Ein Patient entwickelt plötzlich psychotische Symptome. Doch die Neuroleptika helfen nicht weiter. Erst nach Jahren stellen die Ärzte schließlich eine seltene Diagnose.
Der Patient ist Psychiater in einer deutschen Kleinstadt. Er lebt ein glückliches Leben, als er plötzlich eine schwere Depression entwickelt, so heißt es in einem Bericht in Science. Schlaflosigkeit und Grübeleien werden zum Alltag. Aus dem Bett kommt er nicht mehr, seinen Job muss er aufgeben. Täglich weint er und hat Angst, zu sterben. Er erhält über Jahre verschiedene Diagnosen, auch Schizophrenie. Doch trotz Therapie wird die Symptomatik nicht besser.
Die Tante des Patienten weist ihn schließlich auf einen Zeitungsartikel hin, der die Arbeitsgruppe von Prof. Ludger Tebartz van Elst vorstellt. Diese forschen an Autoimmunerkrankungen, die eine Psychose verursachen können. Der Patient besucht die Arbeitsgruppe und wird untersucht. Er erhält endlich die erlösende Nachricht: Bei ihm können bestimmte Autoantikörper (Anti-leucine-rich glioma-inactivated 1, kurz Anti-LGI1) nachgewiesen werden; die Diagnose lautet: Autoimmunenzephalitis.
Das Krankheitsbild der Autoimmunenzephalitis ist variabel und umfasst eine Bandbreite an Symptomen. Sowohl neurologische Symptome wie Bewegungsstörungen, Sprach- und Gedächtnisprobleme, Krampfanfälle oder Hirnnervenausfälle, als auch schwere psychiatrische Symptome wie Halluzinationen und Psychosen können auftreten – und das von jetzt auf gleich. Doch die Diagnosestellung ist eine Herausforderung, denn bei den Patienten mit psychotischer Symptomatik wird oft erst eine Schizophrenie diagnostiziert.

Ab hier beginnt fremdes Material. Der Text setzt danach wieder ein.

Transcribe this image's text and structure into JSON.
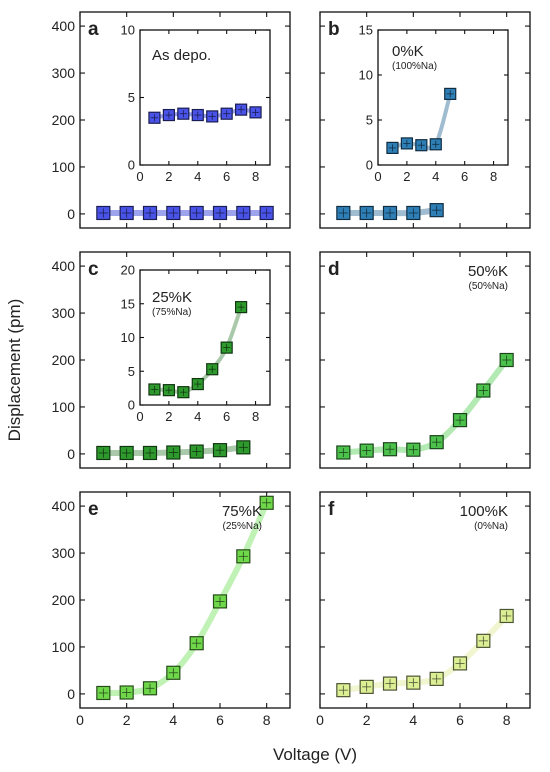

Bei dem Patienten wurde als Auslöser ein Antikörper gegen LGI1 identifiziert, das normalerweise die Bindung zwischen AMPA- und VGKC-Rezeptoren mit anderen adhäsionsregulierenden Proteinen in neuronalen Synapsen gewährleistet. Doch die Autoimmunenzephalitis umfasst verschiedene Antikörper, die das Krankheitsbild auslösen können, und es werden immer wieder neue entdeckt. Am bekanntesten ist der anti-N-Methyl-D-Aspartat-Rezeptor-Autoantikörper, kurz NMDAR-Antikörper. Dieser wird vor allem bei Kindern und jungen Erwachsenen als Auslöser der Enzephalitis gefunden. Wie viele Autoantikörper, die eine Autoimmunenzephalitis auslösen, noch existieren, ist noch unklar.
Die NMDAR-Enzephalitis könnte womöglich eine höhere Fallzahl als die Virus-bedingte Enzephalitis bei Kindern einnehmen, heißt es von der Berliner Charité. Genaue Zahlen fehlen jedoch noch. Die deutsche Hirnstiftung gibt eine Inzidenz von 5 bis 10 Fällen pro 1 Millionen Menschen jährlich an. In den letzten 15 Jahren wurden bereits 18 verschiedene Autoimmunenzephalitiden identifziert.
Pathophysiologie der Anti-LGI1- und Anti-NMDAR-Autoimmunenzephalitis. Credit: N. Burgess, Science
Dr. Josep Damlau, der 2007 seine Entdeckungen zur Autoimmunenzephalitis veröffentlichte, erfuhr von diversen Fallberichten. Einige Fälle aus dem 19. und 20. Jahrhundert, die zur Erkrankung passen, beschreiben Gewaltausbrüche und Halluzinationen, die teilweise in komatösen Zuständen mündeten – auch bei Kindern. Therapieoptionen waren aufgrund der unklaren Diagnose mager. Die Behandlung mit Neuroleptika führte in der Vergangenheit sogar zur Verschlimmerung der Symptomatik. Heutzutage ist klar: die Autoimmunenzephalitis kann, wie viele andere Autoimmunerkrankungen, durch hochdosierte Steroidgabe, Immunglobuline, Plasmapherese oder auch Biologika wie Rituximab behandelt werden. Für den Patienten ist die Diagnose eine Erleichterung, denn die Prognose ist aufgrund der Therapie sehr günstig.